8月雇用統計、事業所調査による非農業部門雇用者数は前月比+156千人と前月の同+189千人から伸びが減速。6、7月分も下方改訂され、雇用増は2ヶ月連続で同+200千人を下回り3ヶ月移動平均は同+185千人となった。雇用増加ペースはここ2ヶ月程やや減速した形だが、総じて堅調な拡大を続けているといってよい。もっとも前年比の非農業部門雇用者数伸び率は+1.4%に低下、雇用市場は依然中期循環的な減速局面にある。業種別内訳は建設業+28千人、製造業+36千人、小売業同+0.8千人、専門ビジネスサービス同+40千人、教育・医療業同+25千人と、小売業の減速があるものの他の広い業種で雇用が増加している。なお、米労働省によれば8月下旬に米国南部を襲ったハリケーン・ハーベイの影響は本統計には反映されていない(ハリケーン襲来前に調査終了)とのこと。時間当たり賃金(生産及び非監督雇用者)は前年比+2.3%と依然伸び悩んでいる。家計調査による失業率は4.4%と前月の4.3%からわずかに上昇したが、労働力人口、就業者数ともに大きな変化はない。

20170903図11

新車販売台数(8月、乗用車及び軽トラック)は年率16.1百万台(前月比-3.5%、前年比-6.0%)

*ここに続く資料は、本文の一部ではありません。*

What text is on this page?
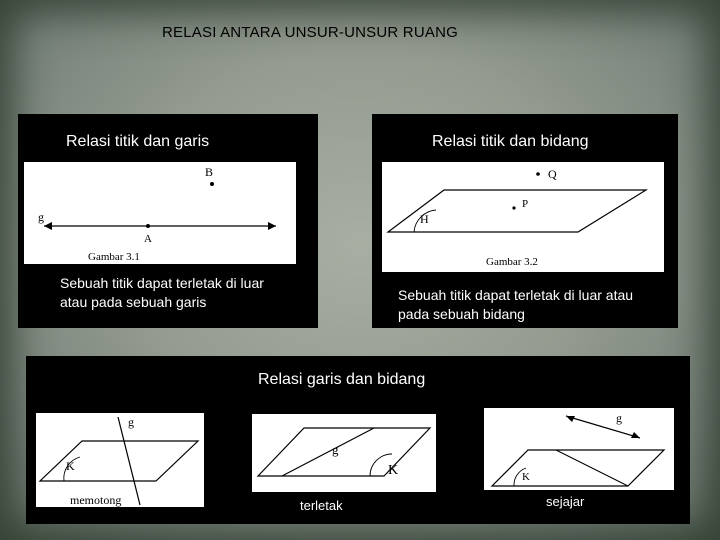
RELASI ANTARA UNSUR-UNSUR RUANG
Relasi titik dan garis
B
A
g
Gambar 3.1
Sebuah titik dapat terletak di luar atau pada sebuah garis
Relasi titik dan bidang
Q
P
H
Gambar 3.2
Sebuah titik dapat terletak di luar atau pada sebuah bidang
Relasi garis dan bidang
g
K
memotong
g
K
terletak
g
K
sejajar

8月の新車販売台数(乗用車及び軽トラック)は年率16.1百万台(前月比-3.5%、前年比-6.0%)と大幅減少。今年に入ってからの自動車販売の減速基調に加え、8月下旬に米国南部を襲ったハリケーン・ハーベイの影響がみられる。ハリケーン影響が解消すれば反動需要で一時的に販売は回復すると見るが、中期的な減速基調は不変とみる。